Tuesday, March 20, 2012

Aftershock



Aftershock
by Bernard Ashley
Frances Lincoln, 2011. 139 pgs. Fiction.

Makis Magriotis and his parents are used to earthquakes where they live on the Greek island of Kefalonia, but nothing like the quake that destroyed their village and killed Makis's father. With their home gone, Makis and his mother are repatriated to London where the dank climate, unfamiliar language and customs, and the loss of her husband throw his mother into a deep sorrow. Makis does better because he turns out to be good at soccer and soon has mates on his school team. Also, their neighbors upstairs hears him tuning his father's mandolin and invites him up to play for him.
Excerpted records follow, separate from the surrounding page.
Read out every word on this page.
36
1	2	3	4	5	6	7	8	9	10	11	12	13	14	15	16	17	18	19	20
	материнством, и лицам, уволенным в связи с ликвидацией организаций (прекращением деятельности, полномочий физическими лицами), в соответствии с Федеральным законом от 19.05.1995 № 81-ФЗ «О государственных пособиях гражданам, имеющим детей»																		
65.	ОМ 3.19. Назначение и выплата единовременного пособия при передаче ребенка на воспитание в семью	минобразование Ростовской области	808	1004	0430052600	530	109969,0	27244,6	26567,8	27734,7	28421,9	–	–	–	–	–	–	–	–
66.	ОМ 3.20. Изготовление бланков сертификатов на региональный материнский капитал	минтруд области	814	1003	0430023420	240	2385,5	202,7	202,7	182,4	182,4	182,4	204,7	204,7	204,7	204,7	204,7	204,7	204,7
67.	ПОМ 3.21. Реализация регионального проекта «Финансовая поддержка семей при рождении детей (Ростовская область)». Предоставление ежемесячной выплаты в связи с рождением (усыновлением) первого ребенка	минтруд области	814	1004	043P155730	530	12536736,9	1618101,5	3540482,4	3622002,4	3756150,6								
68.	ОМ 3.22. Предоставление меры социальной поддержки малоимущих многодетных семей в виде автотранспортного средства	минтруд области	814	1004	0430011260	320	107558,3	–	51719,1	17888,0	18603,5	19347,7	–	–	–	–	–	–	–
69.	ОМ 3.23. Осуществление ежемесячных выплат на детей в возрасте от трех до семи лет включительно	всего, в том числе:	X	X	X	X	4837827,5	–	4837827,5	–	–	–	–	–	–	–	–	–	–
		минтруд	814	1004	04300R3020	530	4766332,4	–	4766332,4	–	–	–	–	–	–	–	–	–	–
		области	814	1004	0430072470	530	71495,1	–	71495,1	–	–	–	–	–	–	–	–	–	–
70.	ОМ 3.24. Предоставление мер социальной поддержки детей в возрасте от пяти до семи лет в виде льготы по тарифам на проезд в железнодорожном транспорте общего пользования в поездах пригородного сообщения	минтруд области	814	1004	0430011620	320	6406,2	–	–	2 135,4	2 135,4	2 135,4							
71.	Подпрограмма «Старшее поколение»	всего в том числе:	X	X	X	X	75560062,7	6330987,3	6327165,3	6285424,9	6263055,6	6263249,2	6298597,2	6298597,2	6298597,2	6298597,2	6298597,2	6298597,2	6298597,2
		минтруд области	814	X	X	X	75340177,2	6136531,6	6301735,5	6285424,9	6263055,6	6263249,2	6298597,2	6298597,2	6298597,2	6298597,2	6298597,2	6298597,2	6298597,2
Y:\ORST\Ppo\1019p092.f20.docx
Makis's attempts to help his mother adapt and learn the language are bearing some fruit, but on the morning of the championship match, things go dreadfully wrong.
Aftershock is the story of how a young boy becomes the man of his family, setting aside his own needs to care for his mother, even when it means his own troubles will increase. Rich with Greek culture, and showing a deep understanding of the difficulties of refugees, Aftershock is a fine, readily accessible story of a smart, brave, kind, and resilient young boy. Pair this with War Games by Audrey and Akila Couloumbis for two excellent books about Greece and her children.